Dictionary of National Biography, 1885-1900/Cooke, William John

1352785Dictionary of National Biography, 1885-1900, Volume 12 — Cooke, William John1887Robert Edmund Graves

COOKE, WILLIAM JOHN (1797–1865), line engraver, was born in Dublin 11 April 1797, but came to England with his parents when only a year old. He was placed under the tuition of his uncle, George Cooke, the engraver, and in 1826 he received from the Society of Arts a gold medal for the great improvements which he made in engraving upon steel.
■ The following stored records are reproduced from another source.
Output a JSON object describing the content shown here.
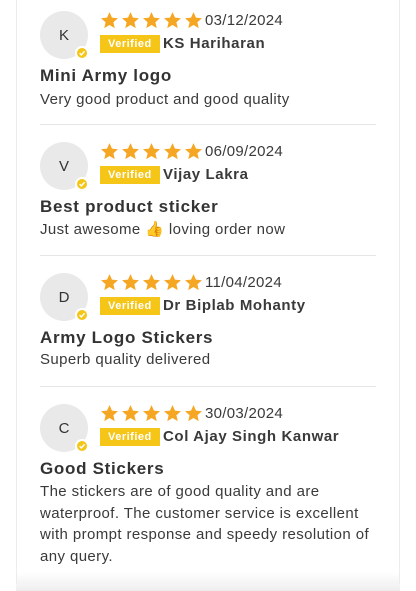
{
  "colors": {
    "star": "#f5a623",
    "badge": "#f5c518"
  },
  "reviews": [
    {
      "initial": "K",
      "rating": 5,
      "date": "03/12/2024",
      "badge": "Verified",
      "name": "KS Hariharan",
      "title": "Mini Army logo",
      "body": "Very good product and good quality"
    },
    {
      "initial": "V",
      "rating": 5,
      "date": "06/09/2024",
      "badge": "Verified",
      "name": "Vijay Lakra",
      "title": "Best product sticker",
      "body": "Just awesome 👍 loving order now"
    },
    {
      "initial": "D",
      "rating": 5,
      "date": "11/04/2024",
      "badge": "Verified",
      "name": "Dr Biplab Mohanty",
      "title": "Army Logo Stickers",
      "body": "Superb quality delivered"
    },
    {
      "initial": "C",
      "rating": 5,
      "date": "30/03/2024",
      "badge": "Verified",
      "name": "Col Ajay Singh Kanwar",
      "title": "Good Stickers",
      "body": "The stickers are of good quality and are waterproof. The customer service is excellent with prompt response and speedy resolution of any query."
    }
  ]
}
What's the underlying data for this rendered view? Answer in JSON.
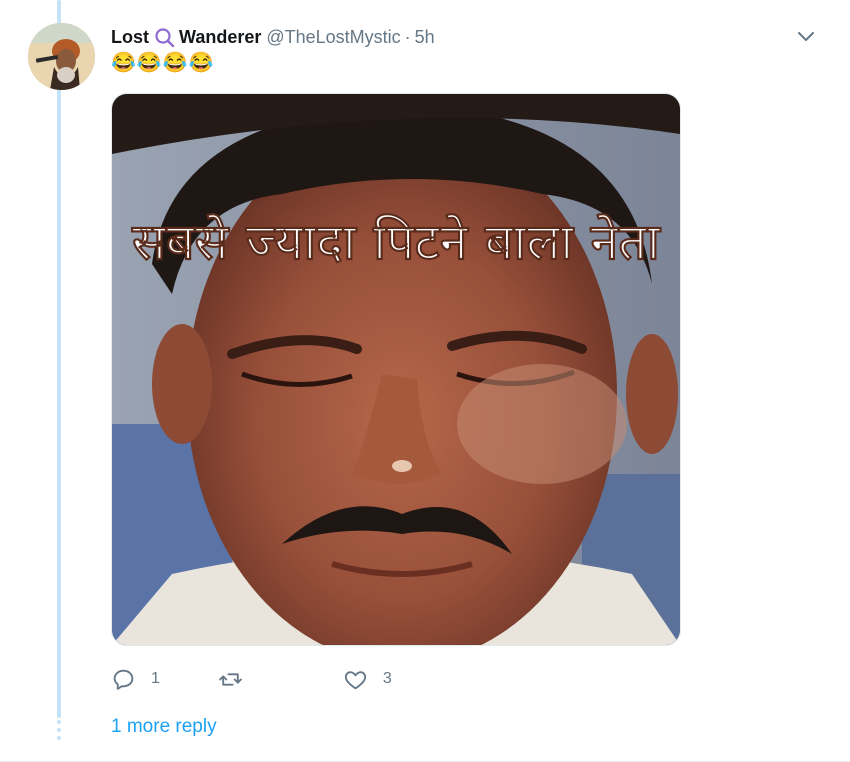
{
  "tweet": {
    "name_part1": "Lost",
    "name_part2": "Wanderer",
    "handle": "@TheLostMystic",
    "separator": "·",
    "time": "5h",
    "text": "😂😂😂😂",
    "media_caption": "सबसे ज्यादा पिटने बाला नेता",
    "icons": {
      "avatar": "avatar-image",
      "name_emblem": "magnifier-icon",
      "menu": "chevron-down-icon",
      "reply": "reply-icon",
      "retweet": "retweet-icon",
      "like": "heart-icon"
    },
    "stats": {
      "replies": "1",
      "retweets": "",
      "likes": "3"
    }
  },
  "thread": {
    "more_replies_label": "1 more reply"
  },
  "colors": {
    "link": "#1da1f2",
    "muted": "#657786",
    "thread_line": "#c4e3f7",
    "name_icon": "#8e6bd1"
  }
}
He was employed upon the annuals, Stanfield's ‘Coast Scenery,’ Daniell's ‘Oriental Annual,’ and other illustrated publications of that day; but upon their decline about 1840 he left England and settled at Darmstadt, where he died 6 April 1865. His best plates are those after Turner of ‘Nottingham’ and ‘Plymouth’ in the ‘Views in England and Wales,’ ‘Newark Castle’ in Scott's ‘Poetical Works.’ Besides these he engraved ‘The Thames at Mortlake,’ also after Turner, ‘Calais Pier,’ after David Cox, for the ‘Gallery of the Society of Painters in Water Colours,’ and ‘Returned from his Travels, or the Travelled Monkey,’ after Sir Edwin Landseer.

[Bryan's Dict. of Painters and Engravers, ed. Graves, 1886; information from Mrs. Cooke.]